Accanto all’organizzazione interna, vi sono obblighi di attivazione in capo agli amministratori (e, in certa misura, anche ai soci coinvolti nella gestione). Quando emergono dei fondati indizi di crisi (es. perdite rilevanti che erodono il capitale sociale, difficoltà nel far fronte regolarmente alle rate dei finanziamenti, crescente insoluto verso fornitori o fisco, ecc.), gli amministratori devono intervenire senza indugio per adottare le necessarie misure correttive oppure, se del caso, attivare uno degli strumenti formali di regolazione della crisi previsti dalla legge. L’inerzia o il ritardo colpevole nell’affrontare la crisi espone gli amministratori a responsabilità civili sia verso la società (per mala gestio) che direttamente verso i creditori. Su questo punto, il CCII ha innovato prevedendo espressamente (art. 378) che la violazione degli obblighi di preservazione del patrimonio sociale in situazione di crisi può dar luogo a responsabilità patrimoniale personale degli amministratori verso i creditori non soddisfatti. In altre parole, se l’impresa aggravando le perdite arriva all’insolvenza perché gli amministratori hanno colpevolmente tirato avanti sperando in miracoli (“wrongful trading” all’italiana), questi possono essere chiamati a rispondere con il proprio patrimonio dei danni causati. Si tratta di un forte deterrente: l’amministratore diligente, di fronte a segnali di insolvenza, deve evitare di procrastinare e non può restare inerte. Anche la giurisprudenza precedente alla riforma aveva affermato che gli amministratori rispondono dell’aggravamento del dissesto quando omettono di reagire tempestivamente e continuano ad indebitare l’azienda nonostante l’insolvenza manifesta. Ora questi principi sono codificati e rafforzati, affiancati da sanzioni penali nei casi più gravi (ad esempio, bancarotta semplice o fraudolenta qualora il ritardo sfoci in fallimento con distrazione di beni o altre irregolarità).

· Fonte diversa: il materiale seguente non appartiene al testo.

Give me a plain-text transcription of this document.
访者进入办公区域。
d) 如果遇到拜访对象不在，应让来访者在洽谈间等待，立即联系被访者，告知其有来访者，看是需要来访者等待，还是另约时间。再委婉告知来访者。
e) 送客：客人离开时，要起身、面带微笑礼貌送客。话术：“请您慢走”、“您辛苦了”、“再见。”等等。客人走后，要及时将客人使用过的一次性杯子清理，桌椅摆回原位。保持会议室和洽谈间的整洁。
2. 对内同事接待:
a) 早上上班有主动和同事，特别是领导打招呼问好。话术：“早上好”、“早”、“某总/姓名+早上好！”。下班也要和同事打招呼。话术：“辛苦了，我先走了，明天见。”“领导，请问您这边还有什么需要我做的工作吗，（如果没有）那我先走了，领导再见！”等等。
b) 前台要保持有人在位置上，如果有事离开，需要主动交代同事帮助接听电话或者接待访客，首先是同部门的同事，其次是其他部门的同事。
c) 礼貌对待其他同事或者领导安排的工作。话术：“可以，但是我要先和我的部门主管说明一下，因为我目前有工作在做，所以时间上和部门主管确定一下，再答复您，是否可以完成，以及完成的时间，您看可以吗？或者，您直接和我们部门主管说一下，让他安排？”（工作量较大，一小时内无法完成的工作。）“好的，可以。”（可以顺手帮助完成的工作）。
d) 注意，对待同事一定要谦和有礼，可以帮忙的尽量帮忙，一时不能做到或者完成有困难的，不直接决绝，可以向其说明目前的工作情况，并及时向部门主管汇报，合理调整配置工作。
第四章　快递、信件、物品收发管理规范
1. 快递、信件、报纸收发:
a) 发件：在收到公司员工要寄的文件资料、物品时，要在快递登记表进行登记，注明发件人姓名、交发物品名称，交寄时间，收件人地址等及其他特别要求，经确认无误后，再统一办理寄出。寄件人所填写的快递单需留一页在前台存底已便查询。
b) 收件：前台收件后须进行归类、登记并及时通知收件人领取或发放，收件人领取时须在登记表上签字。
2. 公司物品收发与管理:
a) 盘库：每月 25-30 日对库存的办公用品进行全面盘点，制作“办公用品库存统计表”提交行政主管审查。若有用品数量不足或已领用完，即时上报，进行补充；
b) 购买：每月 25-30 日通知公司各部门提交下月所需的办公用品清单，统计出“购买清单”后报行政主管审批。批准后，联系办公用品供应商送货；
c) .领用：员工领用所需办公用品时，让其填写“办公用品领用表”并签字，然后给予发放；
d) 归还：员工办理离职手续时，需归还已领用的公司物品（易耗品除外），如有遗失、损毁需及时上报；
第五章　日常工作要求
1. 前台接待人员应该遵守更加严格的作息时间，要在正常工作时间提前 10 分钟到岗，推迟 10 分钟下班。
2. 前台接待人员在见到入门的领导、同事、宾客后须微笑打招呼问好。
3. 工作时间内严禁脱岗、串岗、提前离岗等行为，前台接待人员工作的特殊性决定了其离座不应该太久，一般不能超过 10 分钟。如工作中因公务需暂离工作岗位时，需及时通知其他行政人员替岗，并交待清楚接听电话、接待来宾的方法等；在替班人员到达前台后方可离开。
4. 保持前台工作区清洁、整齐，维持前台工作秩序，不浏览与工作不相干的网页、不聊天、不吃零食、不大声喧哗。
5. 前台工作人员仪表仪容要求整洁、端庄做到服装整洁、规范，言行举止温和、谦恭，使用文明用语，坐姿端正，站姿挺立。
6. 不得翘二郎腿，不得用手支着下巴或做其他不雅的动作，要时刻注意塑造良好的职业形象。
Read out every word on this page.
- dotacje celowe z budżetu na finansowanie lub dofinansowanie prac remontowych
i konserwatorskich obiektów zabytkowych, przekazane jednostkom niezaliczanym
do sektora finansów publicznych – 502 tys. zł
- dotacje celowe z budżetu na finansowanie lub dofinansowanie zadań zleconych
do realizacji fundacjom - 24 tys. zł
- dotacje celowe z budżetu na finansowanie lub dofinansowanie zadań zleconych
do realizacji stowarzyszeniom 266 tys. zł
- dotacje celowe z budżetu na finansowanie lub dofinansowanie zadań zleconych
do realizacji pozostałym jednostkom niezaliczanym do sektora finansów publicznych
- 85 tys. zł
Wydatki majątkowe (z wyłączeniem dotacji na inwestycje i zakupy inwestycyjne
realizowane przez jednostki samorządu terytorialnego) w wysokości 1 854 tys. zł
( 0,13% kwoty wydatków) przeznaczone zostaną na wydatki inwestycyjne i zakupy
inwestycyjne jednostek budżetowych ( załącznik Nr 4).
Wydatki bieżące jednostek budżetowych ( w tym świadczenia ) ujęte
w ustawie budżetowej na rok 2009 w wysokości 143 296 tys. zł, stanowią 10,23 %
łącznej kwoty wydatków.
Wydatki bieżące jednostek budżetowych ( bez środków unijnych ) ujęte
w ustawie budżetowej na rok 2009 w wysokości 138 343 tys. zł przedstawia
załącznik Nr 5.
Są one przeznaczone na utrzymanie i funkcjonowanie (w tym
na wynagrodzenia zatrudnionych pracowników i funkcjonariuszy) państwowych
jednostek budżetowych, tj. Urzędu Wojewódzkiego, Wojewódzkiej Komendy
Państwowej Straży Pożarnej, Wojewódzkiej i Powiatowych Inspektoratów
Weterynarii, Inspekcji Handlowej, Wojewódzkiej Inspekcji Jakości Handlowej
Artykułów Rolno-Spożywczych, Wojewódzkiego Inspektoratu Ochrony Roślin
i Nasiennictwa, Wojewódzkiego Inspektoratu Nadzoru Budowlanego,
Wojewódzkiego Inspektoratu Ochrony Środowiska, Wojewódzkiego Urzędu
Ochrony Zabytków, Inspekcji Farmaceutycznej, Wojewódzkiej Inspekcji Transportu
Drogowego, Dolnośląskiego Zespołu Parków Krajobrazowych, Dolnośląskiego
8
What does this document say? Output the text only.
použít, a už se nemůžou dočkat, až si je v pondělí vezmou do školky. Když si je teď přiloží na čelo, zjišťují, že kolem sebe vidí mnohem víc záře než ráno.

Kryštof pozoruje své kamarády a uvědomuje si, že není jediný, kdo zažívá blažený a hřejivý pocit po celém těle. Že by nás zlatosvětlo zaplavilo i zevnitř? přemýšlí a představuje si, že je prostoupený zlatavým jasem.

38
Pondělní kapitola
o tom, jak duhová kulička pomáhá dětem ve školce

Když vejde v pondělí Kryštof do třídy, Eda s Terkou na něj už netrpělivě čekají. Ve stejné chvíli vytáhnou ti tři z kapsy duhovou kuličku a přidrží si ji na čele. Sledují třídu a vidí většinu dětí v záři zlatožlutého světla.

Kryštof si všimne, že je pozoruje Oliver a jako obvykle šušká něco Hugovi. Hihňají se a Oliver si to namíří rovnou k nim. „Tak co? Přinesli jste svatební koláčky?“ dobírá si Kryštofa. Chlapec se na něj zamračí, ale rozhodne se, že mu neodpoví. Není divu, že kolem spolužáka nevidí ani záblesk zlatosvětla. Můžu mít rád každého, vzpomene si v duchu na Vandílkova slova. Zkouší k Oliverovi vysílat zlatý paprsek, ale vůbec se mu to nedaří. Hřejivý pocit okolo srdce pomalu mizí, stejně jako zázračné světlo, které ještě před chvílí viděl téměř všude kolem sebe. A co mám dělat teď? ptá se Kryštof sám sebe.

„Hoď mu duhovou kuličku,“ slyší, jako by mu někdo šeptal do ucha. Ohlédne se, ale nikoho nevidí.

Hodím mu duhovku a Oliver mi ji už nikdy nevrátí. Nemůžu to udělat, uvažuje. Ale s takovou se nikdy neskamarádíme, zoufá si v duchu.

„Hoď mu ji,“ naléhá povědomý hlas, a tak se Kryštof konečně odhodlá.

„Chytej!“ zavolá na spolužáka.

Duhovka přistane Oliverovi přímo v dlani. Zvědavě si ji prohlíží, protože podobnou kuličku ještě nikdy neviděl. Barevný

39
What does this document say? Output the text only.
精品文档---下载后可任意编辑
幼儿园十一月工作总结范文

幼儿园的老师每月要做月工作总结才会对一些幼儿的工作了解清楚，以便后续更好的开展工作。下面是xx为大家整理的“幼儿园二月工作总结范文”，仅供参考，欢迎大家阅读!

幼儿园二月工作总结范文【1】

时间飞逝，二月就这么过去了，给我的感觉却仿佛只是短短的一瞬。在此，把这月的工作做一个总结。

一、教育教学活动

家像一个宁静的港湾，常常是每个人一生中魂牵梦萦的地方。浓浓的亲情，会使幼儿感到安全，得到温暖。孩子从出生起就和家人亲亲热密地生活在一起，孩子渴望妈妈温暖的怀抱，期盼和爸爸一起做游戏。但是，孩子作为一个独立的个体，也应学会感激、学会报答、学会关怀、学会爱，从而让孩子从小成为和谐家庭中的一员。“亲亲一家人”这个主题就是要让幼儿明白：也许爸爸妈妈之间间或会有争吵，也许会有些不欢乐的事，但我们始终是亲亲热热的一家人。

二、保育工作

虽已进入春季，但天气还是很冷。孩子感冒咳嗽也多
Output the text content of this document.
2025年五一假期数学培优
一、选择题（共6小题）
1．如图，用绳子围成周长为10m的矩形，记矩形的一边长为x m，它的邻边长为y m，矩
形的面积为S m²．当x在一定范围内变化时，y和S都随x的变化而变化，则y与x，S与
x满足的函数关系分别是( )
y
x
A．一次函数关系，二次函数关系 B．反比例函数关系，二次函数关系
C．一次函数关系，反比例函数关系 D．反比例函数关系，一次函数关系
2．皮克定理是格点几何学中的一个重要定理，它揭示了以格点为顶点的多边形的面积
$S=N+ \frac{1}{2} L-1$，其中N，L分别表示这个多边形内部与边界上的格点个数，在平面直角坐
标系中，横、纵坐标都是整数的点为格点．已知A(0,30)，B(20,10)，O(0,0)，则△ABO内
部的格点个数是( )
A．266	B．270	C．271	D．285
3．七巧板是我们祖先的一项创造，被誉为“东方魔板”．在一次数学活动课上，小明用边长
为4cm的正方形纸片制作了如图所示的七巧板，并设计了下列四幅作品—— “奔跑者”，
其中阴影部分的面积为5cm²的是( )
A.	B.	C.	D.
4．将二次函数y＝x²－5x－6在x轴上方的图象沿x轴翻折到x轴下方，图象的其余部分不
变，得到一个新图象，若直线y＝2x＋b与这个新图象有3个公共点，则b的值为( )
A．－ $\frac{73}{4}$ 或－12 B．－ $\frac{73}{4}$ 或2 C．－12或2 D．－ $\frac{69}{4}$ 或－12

Tutela della continuità aziendale: Un leitmotiv del nuovo sistema è la preferenza per soluzioni che preservino la continuità aziendale, ove possibile. Questo approccio si concretizza nell’introduzione di strumenti che consentono all’impresa di ristrutturare il debito e riorganizzarsi mantenendo in vita l’attività, e nel riservare la liquidazione giudiziale solo come extrema ratio. Ad esempio, il concordato preventivo in continuità permette di proseguire l’attività (direttamente dalla stessa azienda o tramite cessione a terzi) durante e dopo la procedura concorsuale, se ciò massimizza la soddisfazione dei creditori rispetto a una chiusura immediata. Anche gli strumenti stragiudiziali come la composizione negoziata hanno come finalità primaria il risanamento e non la liquidazione: l’esperto indipendente nominato nella composizione cercherà soluzioni per mantenere in vita l’impresa, purché vi siano ragionevoli prospettive di recupero. Naturalmente, la tutela dei creditori rimane un principio cardine: qualsiasi piano di risanamento in continuità deve assicurare che i creditori non ottengano meno di quanto otterrebbero in una liquidazione, secondo il c.d. principio del “miglior soddisfacimento alternativo” (best interest test). Questo equilibrio tra salvataggio dell’impresa e tutela dei crediti permea tutta la riforma.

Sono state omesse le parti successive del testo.